Three hours of monotony later, choo-chooing across the heat-blasted plains of Isaan half a year into the dry season, I spot a giant Thai tricolor limply attempting to flap in the distance and the train pulls into Nong Khai station, 5.5 hours behind schedule. An unmanned immigration booth sits in the middle of the platform, separating it into two halves. The notional 10 AM shuttle to have been operated by this very train is obviously out of question, but perhaps there is still hope for the 2 PM train? We join the thronging queue of hopefuls, but my stammering Thai enquiries produce a swift and crushing reply in English: “No train to Lao today. Or tomorrow.”

Only a week later did I find out what had happened. Earlier on FT, old Thai hands had questioned whether the service would really start on time, and I’d answered that yes, it would, since not only had the inauguration date been set, but the Thai princess would be attending as well. Turns out we were both right: the inauguration was held as scheduled with HRH Sirindhorn and the press in attendance, and one train ceremoniously crossed the bridge and back. But the very next day, the Thai and Lao customs authorities promptly resumed their squabble over splitting up duties, and service was immediately halted. At time of writing, the shuttle is back in operation, but the underlying squabble over the more lucrative cargo operations remains unresolved and visa on arrival is not available on the Lao side.

Baw pen nyang (“Not is problem”), as they say in Lao, so we join the hordes hopping on tuktuks for the short haul to the border, laughing at the few deluded backpackers humping their bags the 3 km to the border in the midday heat to save US$0.50. B747-437B covered the Thai-Lao border crossing experience admirably in his Laos-y trip report, so I won’t flog that dead water buffalo again — but I will note for posterity, though, that hanging around the station for a while before heading down was not the smartest of moves, as this translates to crowds out the wazoo on both sides, meaning plenty of comradely socialist solidarity with fellow border-crossers, an upstanding group of hirsute backpackers and sketchy visa-running English teachers with a shared aversion to deodorant. In one token concession to sanity, though, the fine folks on the Lao side have merged the “apply for on-arrival visa” and “get it stamped” steps, so in exchange for your US$35 you can now bypass the longest line of them all and just walk past the stamping counters.
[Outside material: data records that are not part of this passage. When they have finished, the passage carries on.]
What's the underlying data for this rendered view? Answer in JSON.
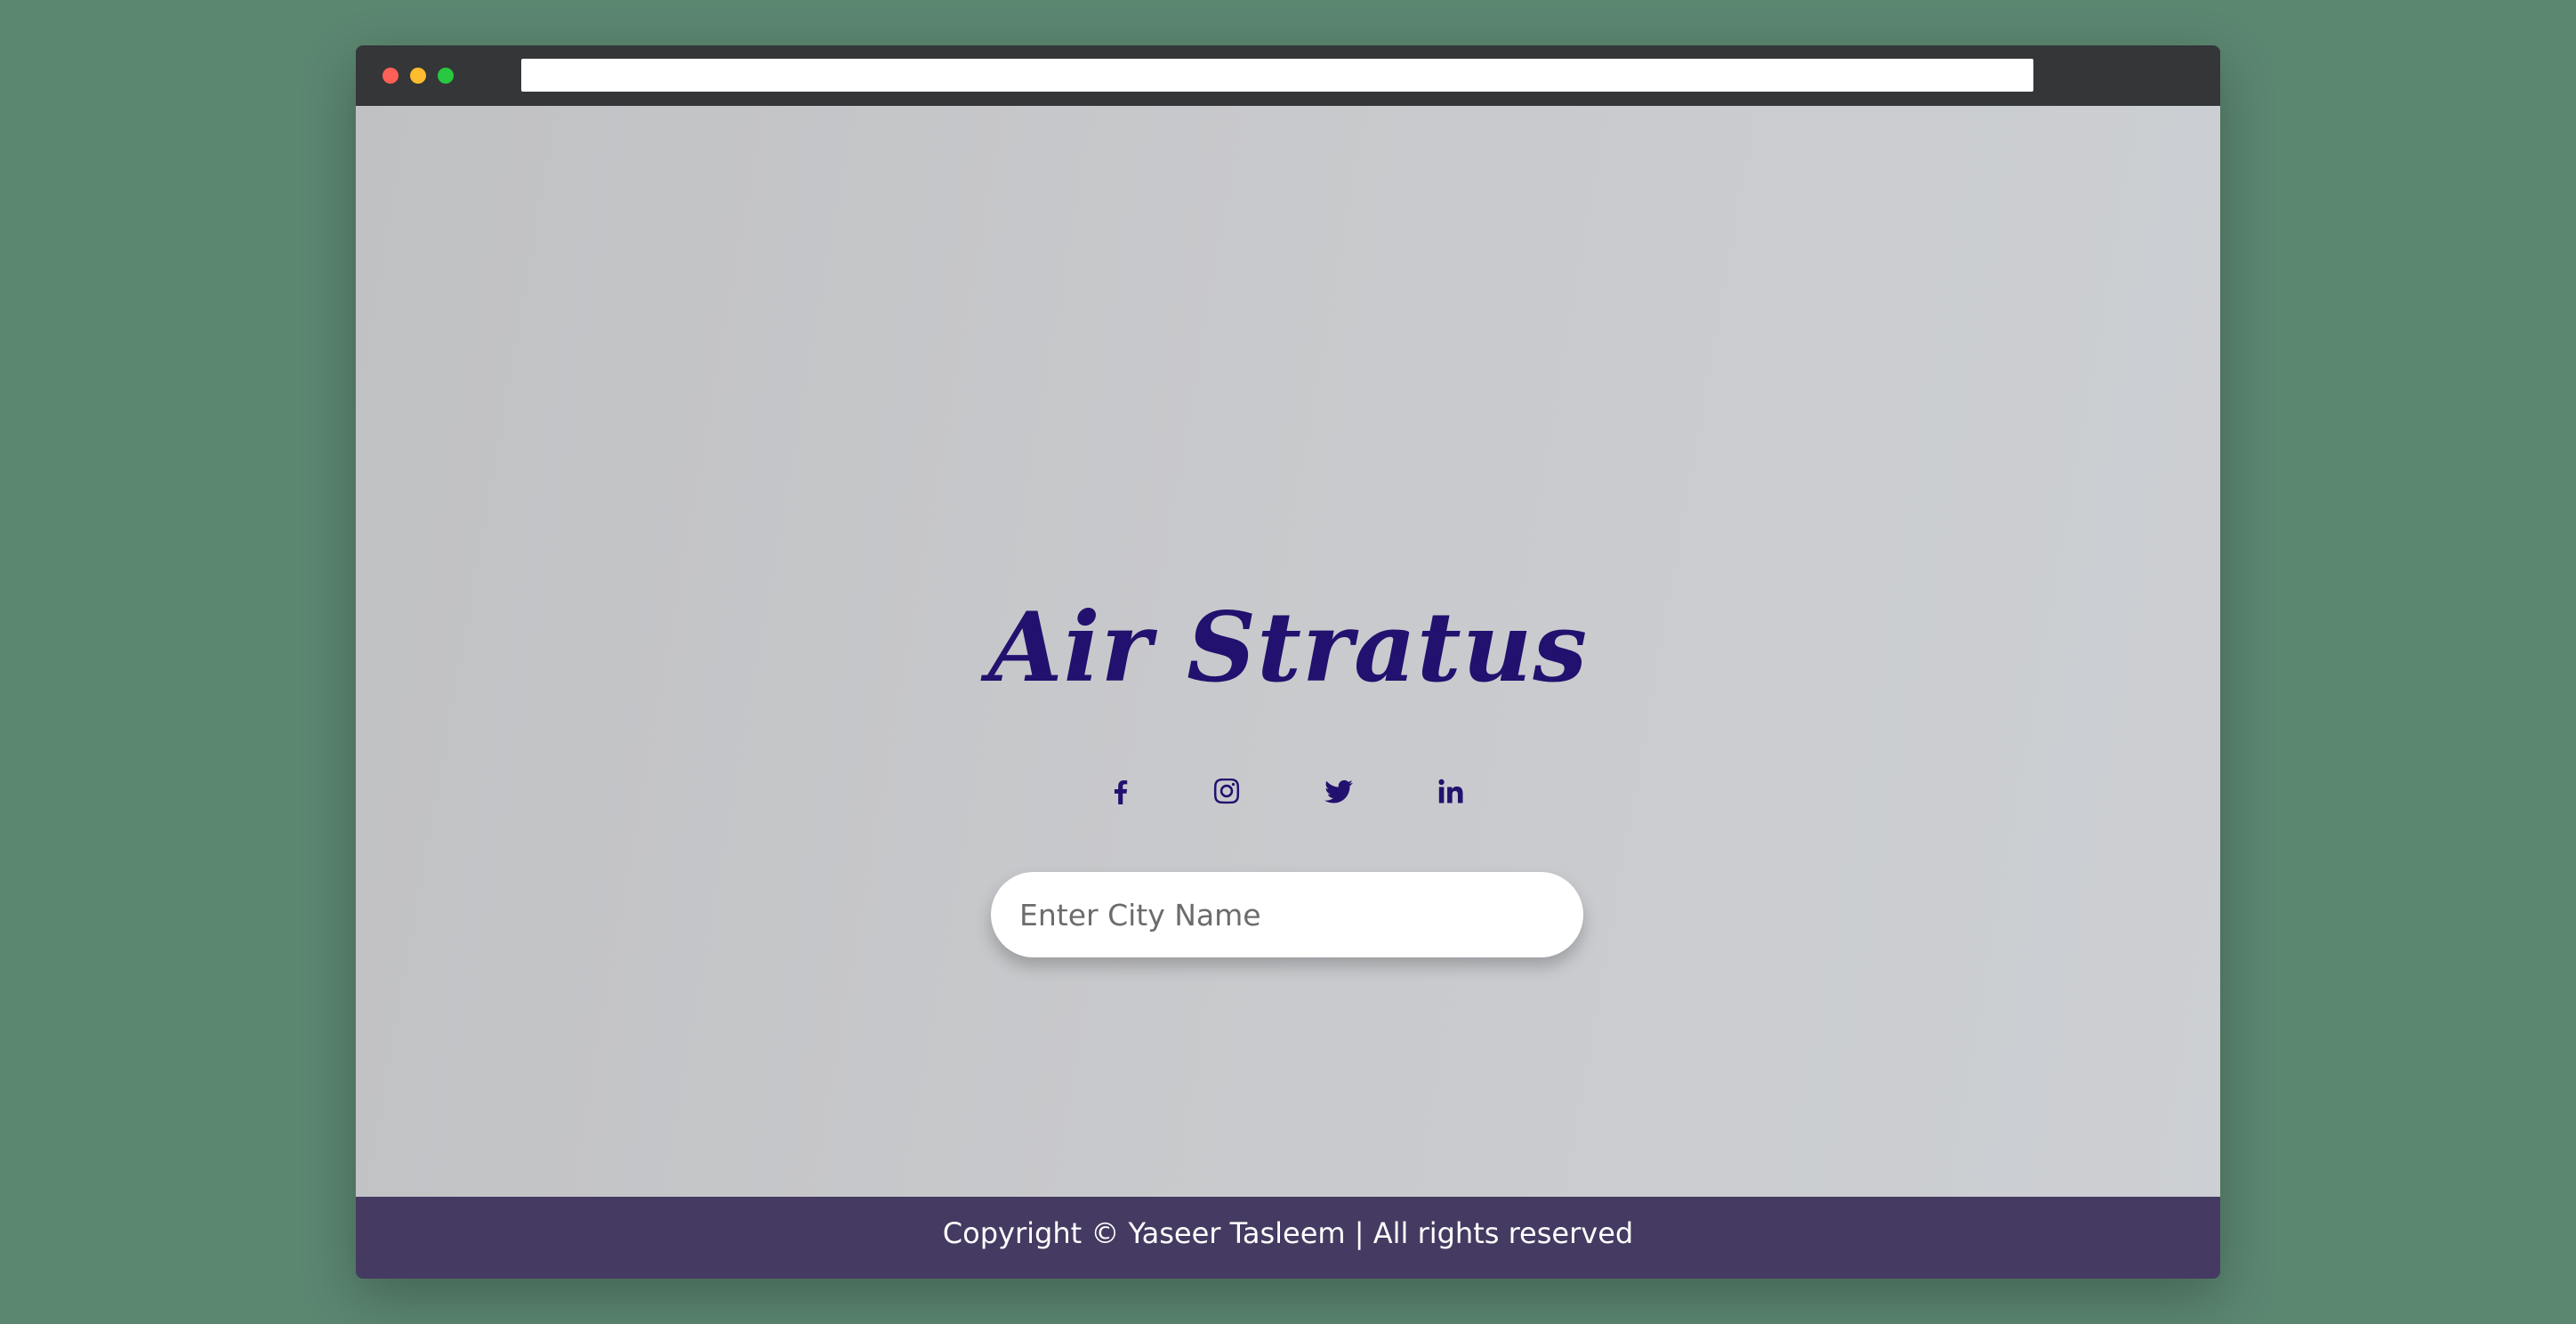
{
  "app": {
    "title": "Air Stratus"
  },
  "socials": [
    {
      "name": "facebook-icon"
    },
    {
      "name": "instagram-icon"
    },
    {
      "name": "twitter-icon"
    },
    {
      "name": "linkedin-icon"
    }
  ],
  "search": {
    "placeholder": "Enter City Name",
    "value": ""
  },
  "footer": {
    "text": "Copyright © Yaseer Tasleem | All rights reserved"
  },
  "colors": {
    "background": "#5b8670",
    "titlebar": "#343638",
    "accent": "#22116e",
    "footer": "#453a61"
  }
}
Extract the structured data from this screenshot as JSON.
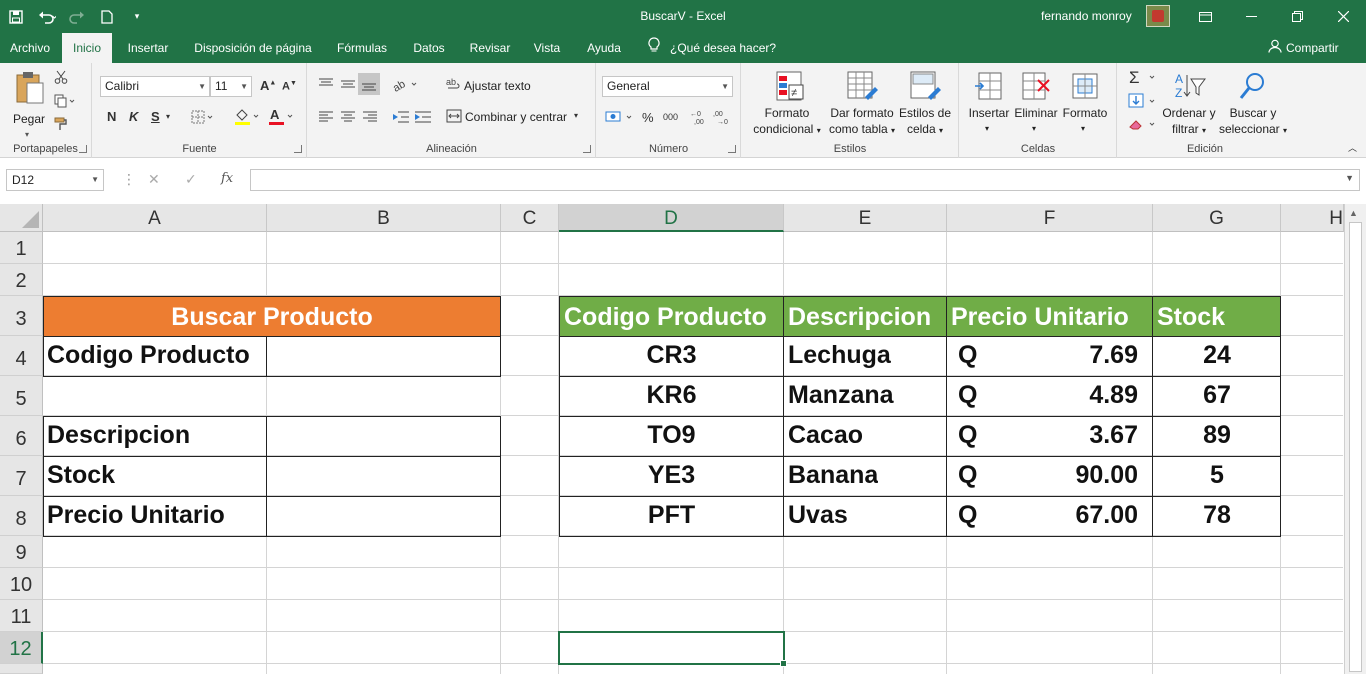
{
  "window": {
    "title": "BuscarV  -  Excel",
    "user": "fernando monroy"
  },
  "tabs": [
    "Archivo",
    "Inicio",
    "Insertar",
    "Disposición de página",
    "Fórmulas",
    "Datos",
    "Revisar",
    "Vista",
    "Ayuda"
  ],
  "active_tab": "Inicio",
  "tell_me": "¿Qué desea hacer?",
  "share": "Compartir",
  "ribbon": {
    "clipboard": {
      "label": "Portapapeles",
      "paste": "Pegar"
    },
    "font": {
      "label": "Fuente",
      "name": "Calibri",
      "size": "11",
      "bold": "N",
      "italic": "K",
      "underline": "S"
    },
    "alignment": {
      "label": "Alineación",
      "wrap": "Ajustar texto",
      "merge": "Combinar y centrar"
    },
    "number": {
      "label": "Número",
      "format": "General",
      "percent": "%",
      "thousands": "000"
    },
    "styles": {
      "label": "Estilos",
      "conditional": [
        "Formato",
        "condicional"
      ],
      "as_table": [
        "Dar formato",
        "como tabla"
      ],
      "cell_styles": [
        "Estilos de",
        "celda"
      ]
    },
    "cells": {
      "label": "Celdas",
      "insert": "Insertar",
      "delete": "Eliminar",
      "format": "Formato"
    },
    "editing": {
      "label": "Edición",
      "sort": [
        "Ordenar y",
        "filtrar"
      ],
      "find": [
        "Buscar y",
        "seleccionar"
      ]
    }
  },
  "formula_bar": {
    "name_box": "D12",
    "fx": "fx",
    "value": ""
  },
  "columns": [
    "A",
    "B",
    "C",
    "D",
    "E",
    "F",
    "G",
    "H"
  ],
  "rows": [
    "1",
    "2",
    "3",
    "4",
    "5",
    "6",
    "7",
    "8",
    "9",
    "10",
    "11",
    "12"
  ],
  "selected_cell": {
    "column": "D",
    "row": "12"
  },
  "search_table": {
    "header": "Buscar Producto",
    "labels": {
      "codigo": "Codigo Producto",
      "descripcion": "Descripcion",
      "stock": "Stock",
      "precio": "Precio Unitario"
    }
  },
  "product_table": {
    "headers": [
      "Codigo Producto",
      "Descripcion",
      "Precio Unitario",
      "Stock"
    ],
    "rows": [
      {
        "codigo": "CR3",
        "descripcion": "Lechuga",
        "currency": "Q",
        "precio": "7.69",
        "stock": "24"
      },
      {
        "codigo": "KR6",
        "descripcion": "Manzana",
        "currency": "Q",
        "precio": "4.89",
        "stock": "67"
      },
      {
        "codigo": "TO9",
        "descripcion": "Cacao",
        "currency": "Q",
        "precio": "3.67",
        "stock": "89"
      },
      {
        "codigo": "YE3",
        "descripcion": "Banana",
        "currency": "Q",
        "precio": "90.00",
        "stock": "5"
      },
      {
        "codigo": "PFT",
        "descripcion": "Uvas",
        "currency": "Q",
        "precio": "67.00",
        "stock": "78"
      }
    ]
  },
  "colors": {
    "excel_green": "#217346",
    "orange_header": "#ed7d31",
    "green_header": "#70ad47"
  }
}
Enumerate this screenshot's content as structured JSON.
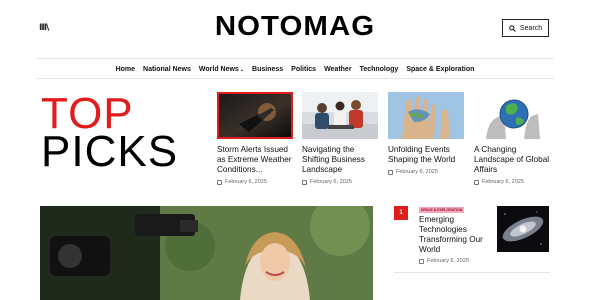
{
  "header": {
    "menu_glyph": "III\\",
    "logo": "NOTOMAG",
    "search_label": "Search"
  },
  "nav": {
    "items": [
      "Home",
      "National News",
      "World News",
      "Business",
      "Politics",
      "Weather",
      "Technology",
      "Space & Exploration"
    ]
  },
  "top_picks": {
    "line1": "TOP",
    "line2": "PICKS"
  },
  "cards": [
    {
      "title": "Storm Alerts Issued as Extreme Weather Conditions...",
      "date": "February 6, 2025"
    },
    {
      "title": "Navigating the Shifting Business Landscape",
      "date": "February 6, 2025"
    },
    {
      "title": "Unfolding Events Shaping the World",
      "date": "February 6, 2025"
    },
    {
      "title": "A Changing Landscape of Global Affairs",
      "date": "February 6, 2025"
    }
  ],
  "sidebar": {
    "number": "1",
    "badge": "SPACE & EXPLORATION",
    "title": "Emerging Technologies Transforming Our World",
    "date": "February 6, 2025"
  },
  "colors": {
    "accent": "#e01c1c",
    "badge_bg": "#f7a8b8"
  }
}
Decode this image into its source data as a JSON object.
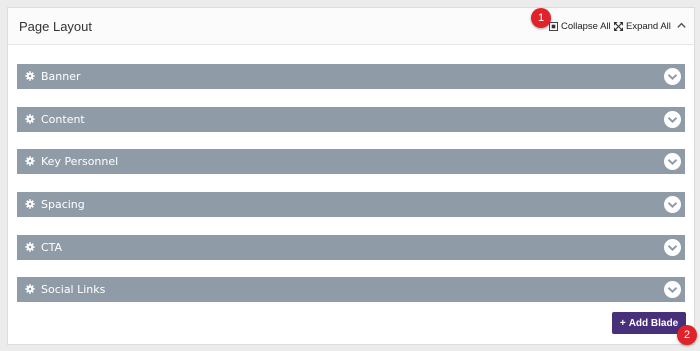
{
  "panel": {
    "title": "Page Layout",
    "collapse_all": "Collapse All",
    "expand_all": "Expand All"
  },
  "badges": [
    "1",
    "2"
  ],
  "blades": [
    {
      "label": "Banner"
    },
    {
      "label": "Content"
    },
    {
      "label": "Key Personnel"
    },
    {
      "label": "Spacing"
    },
    {
      "label": "CTA"
    },
    {
      "label": "Social Links"
    }
  ],
  "add_blade": {
    "icon": "+",
    "label": "Add Blade"
  },
  "colors": {
    "blade_bg": "#8f9ca8",
    "button_bg": "#472f7a",
    "badge_bg": "#e0232a"
  },
  "icons": [
    "collapse-icon",
    "expand-icon",
    "chevron-up-icon",
    "gear-icon",
    "chevron-down-icon",
    "plus-icon"
  ]
}
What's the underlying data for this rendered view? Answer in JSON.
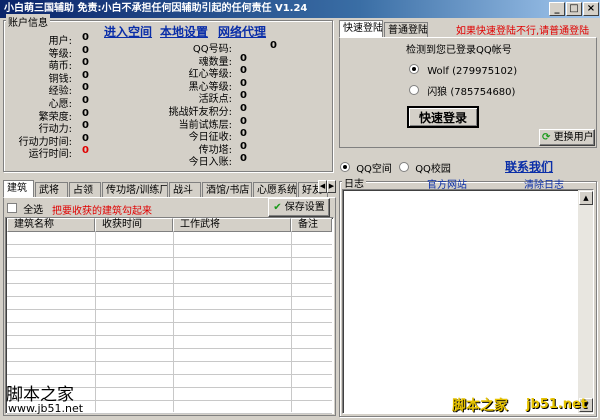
{
  "window": {
    "title": "小白萌三国辅助  免责:小白不承担任何因辅助引起的任何责任  V1.24",
    "min_label": "_",
    "max_label": "□",
    "close_label": "×"
  },
  "account": {
    "group_label": "账户信息",
    "links": [
      "进入空间",
      "本地设置",
      "网络代理"
    ],
    "left_stats": [
      {
        "label": "用户:",
        "value": "0"
      },
      {
        "label": "等级:",
        "value": "0"
      },
      {
        "label": "萌币:",
        "value": "0"
      },
      {
        "label": "铜钱:",
        "value": "0"
      },
      {
        "label": "经验:",
        "value": "0"
      },
      {
        "label": "心愿:",
        "value": "0"
      },
      {
        "label": "繁荣度:",
        "value": "0"
      },
      {
        "label": "行动力:",
        "value": "0"
      },
      {
        "label": "行动力时间:",
        "value": "0"
      },
      {
        "label": "运行时间:",
        "value": "0"
      }
    ],
    "right_stats": [
      {
        "label": "QQ号码:",
        "value": "0"
      },
      {
        "label": "魂数量:",
        "value": "0"
      },
      {
        "label": "红心等级:",
        "value": "0"
      },
      {
        "label": "黑心等级:",
        "value": "0"
      },
      {
        "label": "活跃点:",
        "value": "0"
      },
      {
        "label": "挑战奸友积分:",
        "value": "0"
      },
      {
        "label": "当前试炼层:",
        "value": "0"
      },
      {
        "label": "今日征收:",
        "value": "0"
      },
      {
        "label": "传功塔:",
        "value": "0"
      },
      {
        "label": "今日入账:",
        "value": "0"
      }
    ]
  },
  "building_tabs": [
    "建筑",
    "武将",
    "占领",
    "传功塔/训练厂",
    "战斗",
    "酒馆/书店",
    "心愿系统",
    "好友"
  ],
  "building_panel": {
    "select_all_label": "全选",
    "hint": "把要收获的建筑勾起来",
    "save_label": "保存设置",
    "columns": [
      "建筑名称",
      "收获时间",
      "工作武将",
      "备注"
    ]
  },
  "login": {
    "tabs": [
      "快速登陆",
      "普通登陆"
    ],
    "warning": "如果快速登陆不行,请普通登陆",
    "detect_text": "检测到您已登录QQ帐号",
    "accounts": [
      {
        "name": "Wolf (279975102)",
        "selected": true
      },
      {
        "name": "闪狼 (785754680)",
        "selected": false
      }
    ],
    "quick_login_label": "快速登录",
    "switch_label": "更换用户"
  },
  "mode": {
    "options": [
      "QQ空间",
      "QQ校园"
    ],
    "selected": "QQ空间",
    "contact_label": "联系我们"
  },
  "log": {
    "group_label": "日志",
    "official_site": "官方网站",
    "clear_label": "清除日志"
  },
  "watermarks": {
    "left_title": "脚本之家",
    "left_url": "www.jb51.net",
    "right_title": "脚本之家",
    "right_url": "jb51.net"
  }
}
On the other side, ladies with 1950s haircuts and uniforms colored that offputting shade of moldy green exclusive to Communist military personnel signify that we’ve left the royally capitalist Kingdom of Thailand and entered the notionally Communist People’s Democratic Republic. In the spirit of Marxist-Leninism, tuk-tuk drivers selflessly offer their ability of mobility to fulfill our need of mobility, asking only for a few green pieces of paper with dead American presidents in exchange. We select one and gun down the highway.